Dubai, United Arab Emirates, 15 October 2020
Synthetic ETFs offering exposure to core US and global equity benchmarks have delivered strong outperformance with lower tracking errors compared to physical ETFs over the last twelve months, according to a recent analysis by Invesco. This period captures two contrasting market conditions, covering both the sharp equity market sell-off during March and April, which marked the height of the Covid-19 crisis, as well as the subsequent rally since May.
Synthetic ETFs are designed to replicate the return of an index using derivatives such as swaps and futures to get desired exposure rather than holding the underlying securities as with physical ETFs. Both synthetic and physical replication aim primarily to match as well as possible the performance of a specific index. Synthetic ETFs are exchange-listed and can be bought and sold as shares similar to physical ETFs.
An analysis by Invesco looks at the performance and market flows related to the S&P 500, MSCI USA and MSCI World Indices. According to the data, leading synthetic ETFs tracking core S&P 500, MSCI USA and MSCI World benchmarks have, on average, outperformed the largest physical competitors by 0.26%, 0.19% and 0.08% respectively over the year to the end of August. Over the past three years, these figures are 0.73%, 0.52% and 0.14%, underscoring the long-term relative outperformance of synthetic products.
Christopher Mellor, Head of EMEA ETF Equity & Commodity Product Management at Invesco, said: “The use of synthetic ETFs offers access to certain markets, given the inherent benefits available through these products versus physical equivalents. These benefits include the potential to generate consistent outperformance with low tracking error even in difficult market conditions.”
The low tracking error offered by synthetic products was brought into sharp focus in the crisis period, with tracking errors for physical MSCI World ETFs doubling to 0.10% between 31 January and 30 April 2020. In contrast, Invesco’s analysis found that synthetic ETFs maintained their lower volatility relative to the market throughout this period.
Alessio Cirillo, Sales Director at Invesco EMEA, said: “Clients in the GCC continue to use ETFs to gain low cost exposure across sectors both opportunistically, and as part of their longer-term strategic asset allocation.
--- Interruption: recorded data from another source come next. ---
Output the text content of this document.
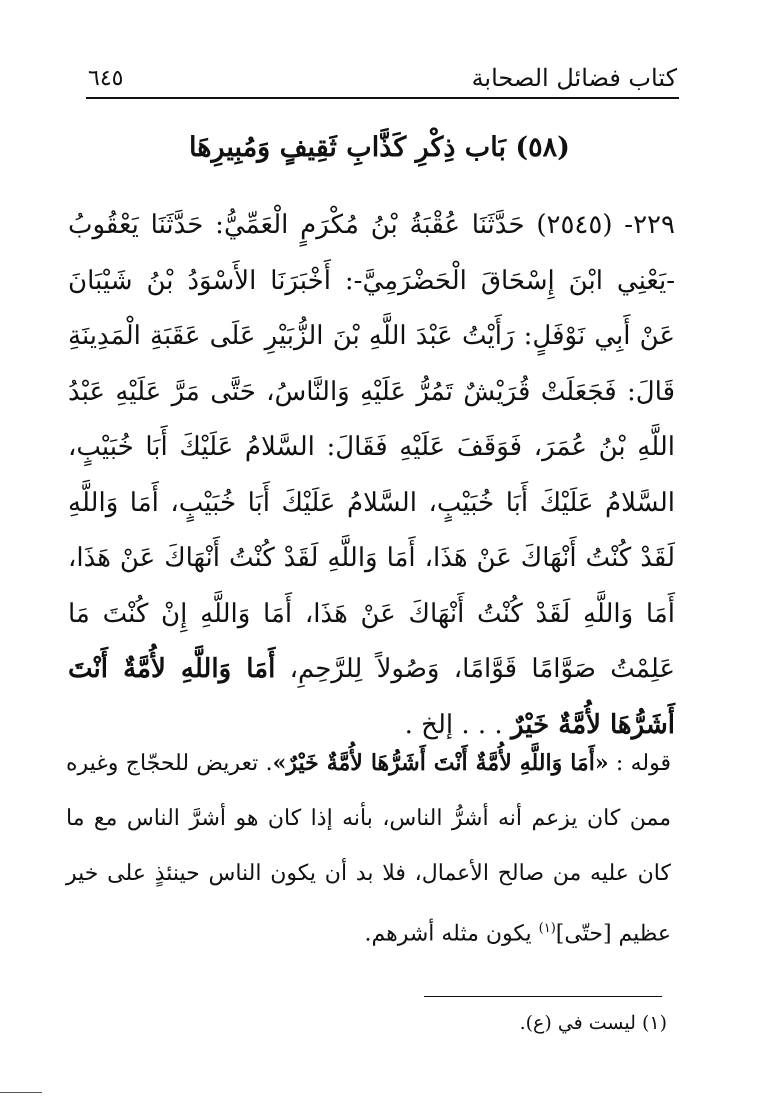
٦٤٥	كتاب فضائل الصحابة
(٥٨) بَاب ذِكْرِ كَذَّابِ ثَقِيفٍ وَمُبِيرِهَا
٢٢٩- (٢٥٤٥) حَدَّثَنَا عُقْبَةُ بْنُ مُكْرَمٍ الْعَمِّيُّ: حَدَّثَنَا يَعْقُوبُ -يَعْنِي ابْنَ إِسْحَاقَ الْحَضْرَمِيَّ-: أَخْبَرَنَا الأَسْوَدُ بْنُ شَيْبَانَ عَنْ أَبِي نَوْفَلٍ: رَأَيْتُ عَبْدَ اللَّهِ بْنَ الزُّبَيْرِ عَلَى عَقَبَةِ الْمَدِينَةِ قَالَ: فَجَعَلَتْ قُرَيْشٌ تَمُرُّ عَلَيْهِ وَالنَّاسُ، حَتَّى مَرَّ عَلَيْهِ عَبْدُ اللَّهِ بْنُ عُمَرَ، فَوَقَفَ عَلَيْهِ فَقَالَ: السَّلامُ عَلَيْكَ أَبَا خُبَيْبٍ، السَّلامُ عَلَيْكَ أَبَا خُبَيْبٍ، السَّلامُ عَلَيْكَ أَبَا خُبَيْبٍ، أَمَا وَاللَّهِ لَقَدْ كُنْتُ أَنْهَاكَ عَنْ هَذَا، أَمَا وَاللَّهِ لَقَدْ كُنْتُ أَنْهَاكَ عَنْ هَذَا، أَمَا وَاللَّهِ لَقَدْ كُنْتُ أَنْهَاكَ عَنْ هَذَا، أَمَا وَاللَّهِ إِنْ كُنْتَ مَا عَلِمْتُ صَوَّامًا قَوَّامًا، وَصُولاً لِلرَّحِمِ، أَمَا وَاللَّهِ لأُمَّةٌ أَنْتَ أَشَرُّهَا لأُمَّةٌ خَيْرٌ . . . إلخ .
قوله : «أَمَا وَاللَّهِ لأُمَّةٌ أَنْتَ أَشَرُّهَا لأُمَّةٌ خَيْرٌ». تعريض للحجّاج وغيره ممن كان يزعم أنه أشرُّ الناس، بأنه إذا كان هو أشرَّ الناس مع ما كان عليه من صالح الأعمال، فلا بد أن يكون الناس حينئذٍ على خير عظيم [حتّى]$^{(١)}$ يكون مثله أشرهم.
(١) ليست في (ع).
Irrespective of the replication method – whether synthetic or physical – or investment style, it is important to have robust risk-management processes in place. There are several measures that an ETF provider can put in place to mitigate risk, including frequent swap resets, dealing only with creditworthy counterparties, or using a multiple swap counterparty model which could reduce the impact of any one counterparty defaulting. Investors should understand the various risks with each replication method and select which one is most suitable for their needs.”
In contrast to physical ETFs, synthetic products use swaps to deliver a more efficient replication of an index. Under US tax law, swaps written on indices with deep and liquid futures markets, e.g. the S&P 500, are not required to pay withholding taxes on dividends. While a European-domiciled physically replicating S&P 500 ETF will generally be able to achieve a maximum of 85% of the dividend yield, a synthetic fund may theoretically achieve up to 100% of the full gross dividend amount.
With the S&P 500 yielding around 1.9% (2% on average over the past decade), this exemption means synthetic funds could potentially achieve up to 30 basis points of additional performance each year.
Alessio Cirillo added: “Cost is another factor that tends to favour ETFs in general but especially synthetic models. Synthetic ETFs do not hold the underlying constituents of an index thus transaction costs are reduced when rebalancing the portfolio.”